The invention also provides a structure for a DRAM, comprising a plurality of word lines, a plurality of source/drain regions, a first insulating layer, a plurality of bit line contact and node contact, a plurality of bit line stacked structure, a plurality of spacers, and a plurality of bottom electrode. In the structure according to the present invention, the word line is located on the substrate. The source/drain region is located at the sides of each of the word lines. The first insulating layer is disposed on the word lines and substrate. The bit line contact and the node contact are located in the first insulating layer and are electrically connected to the source/drain region. The bit line stacked structure is located on the first insulating layer and the bit line contact. These bit line stacked structures are orthogonal to the word lines, and each of the bit line stacked structures is built up by stacking a second insulating layer, a bit line and a third insulating layer from bottom to top, with the bit lines passing through the second insulating layer and electrically connecting to the bit line contacts. The spacers are located on the sidewalls of each of the bit line stacked structures. The trench is formed between each two spacers. The bottom electrode is located on the surface of the trench. Each bottom electrode is electrically connected to one of the node contacts.
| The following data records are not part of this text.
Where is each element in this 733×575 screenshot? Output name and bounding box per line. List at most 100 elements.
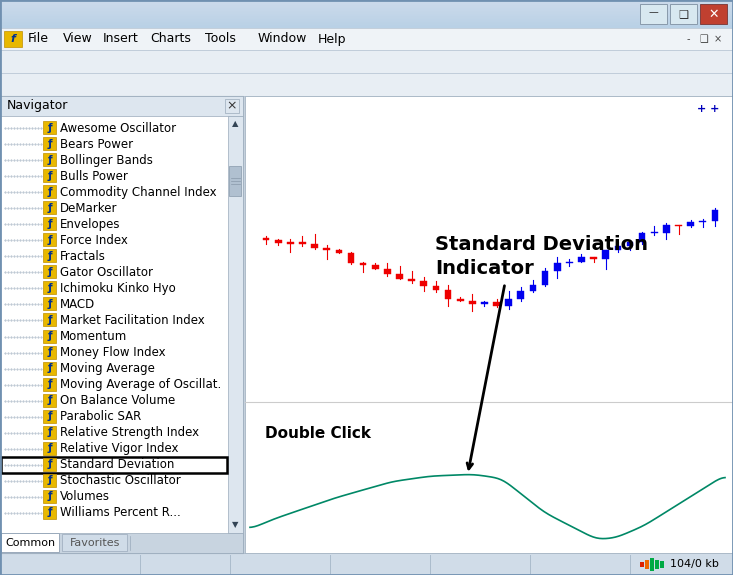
- Bar: [0, 10, 733, 11]
- Bar: [275, 240, 281, 243]
- Bar: [590, 258, 597, 259]
- Bar: [566, 262, 572, 263]
- Text: ✕: ✕: [708, 7, 719, 21]
- Bar: [396, 274, 403, 279]
- Bar: [651, 232, 658, 233]
- Bar: [43, 410, 56, 423]
- Bar: [229, 166, 241, 196]
- Bar: [0, 14, 733, 15]
- Bar: [638, 233, 646, 242]
- Bar: [645, 560, 649, 569]
- Bar: [663, 225, 670, 233]
- Text: Help: Help: [318, 33, 347, 45]
- Bar: [228, 116, 243, 533]
- Bar: [43, 266, 56, 278]
- Bar: [287, 243, 294, 244]
- Bar: [0, 24, 733, 25]
- Bar: [43, 378, 56, 390]
- Bar: [43, 474, 56, 487]
- Bar: [347, 253, 354, 263]
- Bar: [542, 271, 548, 285]
- Bar: [0, 0, 733, 1]
- Text: ƒ: ƒ: [47, 476, 52, 485]
- Bar: [0, 9, 733, 10]
- Text: View: View: [63, 33, 93, 45]
- Text: ƒ: ƒ: [47, 187, 52, 197]
- Bar: [0, 2, 733, 3]
- Bar: [43, 233, 56, 246]
- Text: f: f: [10, 34, 15, 44]
- Bar: [0, 1, 733, 2]
- Text: —: —: [649, 7, 658, 17]
- Bar: [578, 258, 585, 262]
- Text: Volumes: Volumes: [60, 490, 110, 503]
- Bar: [43, 426, 56, 439]
- Bar: [603, 250, 609, 259]
- Text: Ichimoku Kinko Hyo: Ichimoku Kinko Hyo: [60, 282, 176, 295]
- Text: Charts: Charts: [150, 33, 191, 45]
- Bar: [299, 243, 306, 244]
- Bar: [0, 23, 733, 24]
- Text: ƒ: ƒ: [47, 203, 52, 213]
- Text: Indicator: Indicator: [435, 259, 534, 278]
- Bar: [43, 442, 56, 455]
- Bar: [43, 153, 56, 166]
- Text: ƒ: ƒ: [47, 363, 52, 373]
- Text: ❑: ❑: [699, 34, 708, 44]
- Text: 104/0 kb: 104/0 kb: [670, 559, 719, 569]
- Bar: [0, 553, 733, 575]
- Text: Money Flow Index: Money Flow Index: [60, 346, 166, 359]
- Text: ƒ: ƒ: [47, 395, 52, 405]
- Text: Favorites: Favorites: [70, 538, 120, 548]
- Text: ƒ: ƒ: [47, 347, 52, 357]
- Text: ƒ: ƒ: [47, 331, 52, 341]
- Bar: [0, 21, 733, 22]
- Text: ▼: ▼: [232, 520, 238, 530]
- Bar: [245, 96, 733, 553]
- Text: Moving Average of Oscillat.: Moving Average of Oscillat.: [60, 378, 221, 391]
- Text: Moving Average: Moving Average: [60, 362, 155, 375]
- Bar: [675, 225, 682, 226]
- Bar: [700, 4, 727, 24]
- Bar: [0, 16, 733, 17]
- Bar: [0, 13, 733, 14]
- Text: ƒ: ƒ: [47, 122, 52, 132]
- Text: Force Index: Force Index: [60, 234, 128, 247]
- Bar: [0, 7, 733, 8]
- Bar: [445, 290, 452, 299]
- Text: MACD: MACD: [60, 298, 95, 311]
- Bar: [0, 11, 733, 12]
- Text: ƒ: ƒ: [47, 508, 52, 518]
- Text: ƒ: ƒ: [47, 299, 52, 309]
- Text: DeMarker: DeMarker: [60, 202, 117, 214]
- Bar: [614, 246, 622, 250]
- Bar: [43, 362, 56, 374]
- Text: ƒ: ƒ: [47, 139, 52, 148]
- Bar: [712, 210, 718, 221]
- Bar: [0, 3, 733, 4]
- Bar: [0, 19, 733, 20]
- Bar: [1, 457, 227, 473]
- Bar: [43, 201, 56, 214]
- Bar: [457, 299, 463, 301]
- Bar: [336, 250, 342, 253]
- Bar: [493, 302, 500, 306]
- Bar: [43, 169, 56, 182]
- Bar: [43, 121, 56, 134]
- Bar: [0, 96, 243, 553]
- Text: ❑: ❑: [679, 9, 688, 19]
- Bar: [0, 50, 733, 73]
- Text: Momentum: Momentum: [60, 330, 128, 343]
- Bar: [0, 96, 733, 553]
- Text: On Balance Volume: On Balance Volume: [60, 394, 175, 407]
- Text: ƒ: ƒ: [47, 251, 52, 261]
- Text: Navigator: Navigator: [7, 99, 68, 113]
- Bar: [699, 221, 706, 223]
- Text: Insert: Insert: [103, 33, 139, 45]
- Bar: [640, 4, 667, 24]
- Bar: [670, 4, 697, 24]
- Bar: [43, 137, 56, 150]
- Text: ƒ: ƒ: [47, 171, 52, 181]
- Text: Relative Vigor Index: Relative Vigor Index: [60, 442, 179, 455]
- Bar: [0, 17, 733, 18]
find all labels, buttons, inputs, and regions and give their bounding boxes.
As mentioned above, in the process for fabricating DRAM of the present invention, a patterning board for the bottom is formed to expose the node contact while the bit line (stacked structure) is defined. Moreover, a second insulating layer and spacers are provided on the bit line and sides thereof as electric insulation, respectively. As a result, a short circuit does not occur between the bit line and the bottom electrode. A self-aligned process can be used for the bit line and the capacitor.